Tendons empower movement by connecting bones to muscles. The thumb contains unique tendons that allow it to move independently of the other fingers and perform actions like pinching and gripping.

See Ligaments, Tendons, and Nerves of the Wrist

Most often due to chronic overuse, inflammation can affect the tendons (known as tendonitis) or the synovium, a sheath that lines and protects the tendon (known as tenosynovitis).

Two tendons in the thumb—the extensor pollicis brevis and the abductor pollicis longus—extend side-by-side over the back of the thumb. When inflammation occurs in these tendons and/or their synovial sheaths, the tendons can no longer slide easily under the band of fascia that holds them in place, known as the extensor retinaculum.

When this inflammation becomes chronic, De Quervain’s tenosynovitis may be diagnosed.

See Carpal Tunnel Syndrome vs. Soft Tissue Inflammation

Diagnosing Thumb Pain

To determine if thumb pain is caused by De Quervain’s tenosynovitis, physicians will ask about the patient’s history of symptoms, as well as taking into consideration the known risk factors, such as age, sex, history of injury, and repetitive hand activities.

A physical test called the Finkelstein test is used by physicians to detect De Quervain’s tenosynovitis. The test is performed by having patients make a fist with the thumb folded inside the fist, then moving their hand downward, away from the thumb. If this motion triggers pain at the base of the thumb, the condition is indicated.

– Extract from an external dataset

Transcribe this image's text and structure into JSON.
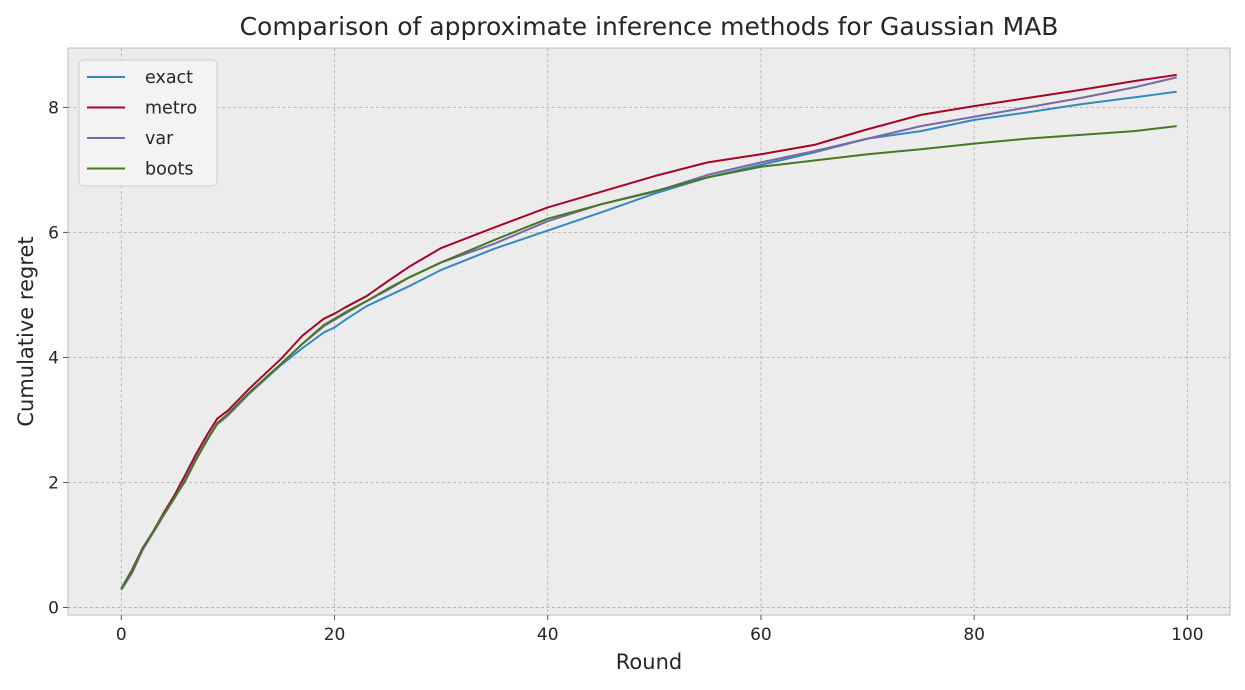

Ultrasound imaging tests may also be used to detect inflammation or damage in the tendons and sheaths and confirm a diagnosis.

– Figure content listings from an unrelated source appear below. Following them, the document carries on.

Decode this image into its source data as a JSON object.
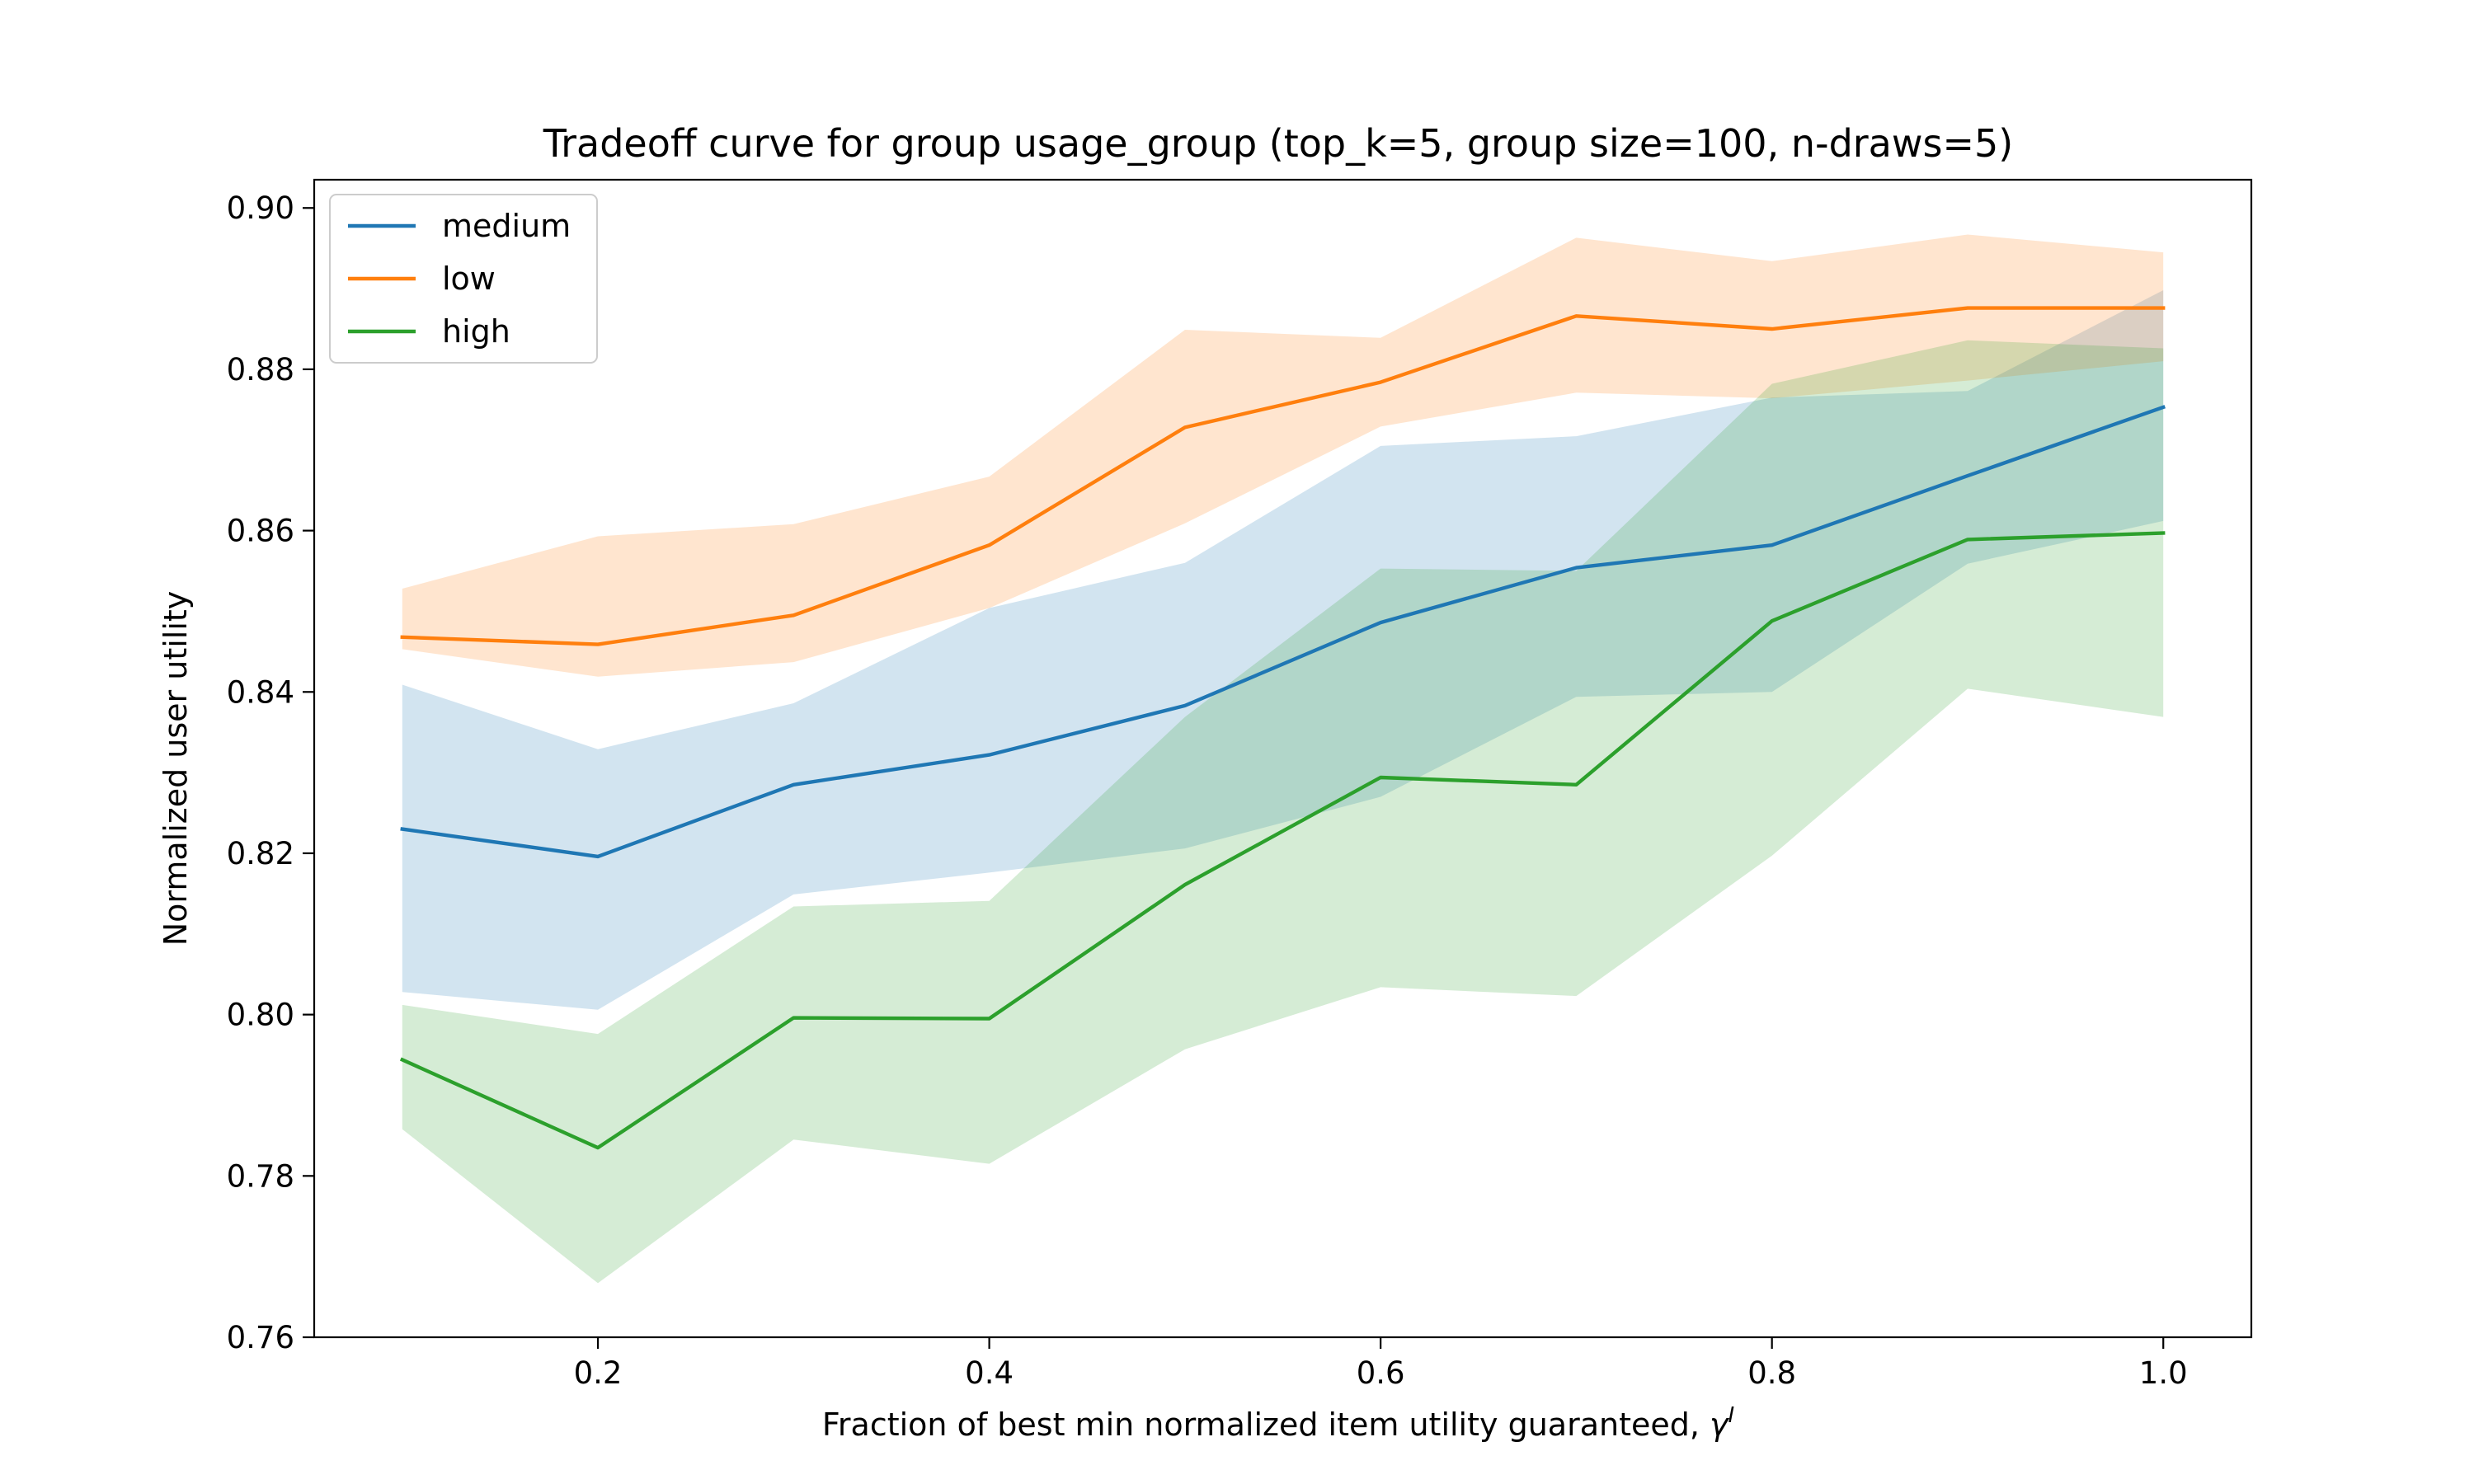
{
  "chart_data": {
    "type": "line",
    "title": "Tradeoff curve for group usage_group (top_k=5, group size=100, n-draws=5)",
    "xlabel": "Fraction of best min normalized item utility guaranteed, ",
    "xlabel_symbol": "γ",
    "xlabel_superscript": "I",
    "ylabel": "Normalized user utility",
    "xlim": [
      0.055,
      1.045
    ],
    "ylim": [
      0.76,
      0.9035
    ],
    "x_ticks": [
      0.2,
      0.4,
      0.6,
      0.8,
      1.0
    ],
    "x_tick_labels": [
      "0.2",
      "0.4",
      "0.6",
      "0.8",
      "1.0"
    ],
    "y_ticks": [
      0.76,
      0.78,
      0.8,
      0.82,
      0.84,
      0.86,
      0.88,
      0.9
    ],
    "y_tick_labels": [
      "0.76",
      "0.78",
      "0.80",
      "0.82",
      "0.84",
      "0.86",
      "0.88",
      "0.90"
    ],
    "grid": false,
    "legend_position": "top-left",
    "x": [
      0.1,
      0.2,
      0.3,
      0.4,
      0.5,
      0.6,
      0.7,
      0.8,
      0.9,
      1.0
    ],
    "series": [
      {
        "name": "medium",
        "color": "#1f77b4",
        "values": [
          0.823,
          0.8196,
          0.8285,
          0.8322,
          0.8383,
          0.8486,
          0.8554,
          0.8582,
          0.8668,
          0.8753
        ],
        "upper": [
          0.8409,
          0.8329,
          0.8386,
          0.8504,
          0.856,
          0.8705,
          0.8717,
          0.8765,
          0.8773,
          0.8898
        ],
        "lower": [
          0.8028,
          0.8006,
          0.8149,
          0.8176,
          0.8206,
          0.827,
          0.8394,
          0.84,
          0.8559,
          0.8612
        ]
      },
      {
        "name": "low",
        "color": "#ff7f0e",
        "values": [
          0.8468,
          0.8459,
          0.8495,
          0.8582,
          0.8728,
          0.8784,
          0.8866,
          0.885,
          0.8876,
          0.8876
        ],
        "upper": [
          0.8528,
          0.8593,
          0.8608,
          0.8667,
          0.8849,
          0.8839,
          0.8963,
          0.8934,
          0.8967,
          0.8945
        ],
        "lower": [
          0.8453,
          0.8419,
          0.8437,
          0.8504,
          0.8609,
          0.8729,
          0.8771,
          0.8764,
          0.8786,
          0.881
        ]
      },
      {
        "name": "high",
        "color": "#2ca02c",
        "values": [
          0.7944,
          0.7835,
          0.7996,
          0.7995,
          0.8161,
          0.8294,
          0.8285,
          0.8488,
          0.8589,
          0.8597
        ],
        "upper": [
          0.8012,
          0.7976,
          0.8134,
          0.8141,
          0.8369,
          0.8553,
          0.855,
          0.8782,
          0.8836,
          0.8826
        ],
        "lower": [
          0.7858,
          0.7667,
          0.7845,
          0.7815,
          0.7957,
          0.8034,
          0.8023,
          0.8197,
          0.8404,
          0.8369
        ]
      }
    ]
  }
}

Primary care physicians can usually diagnose and treat De Quervain’s tenosynovitis without the need for specialist consultation. If a surgical procedure is indicated to treat the condition, patients can be referred to an orthopedic surgeon who specializes in the upper extremities.

Knowing more about the specific symptoms and risk factors for De Quervain’s tenosynovitis is a good first step in getting pain relief.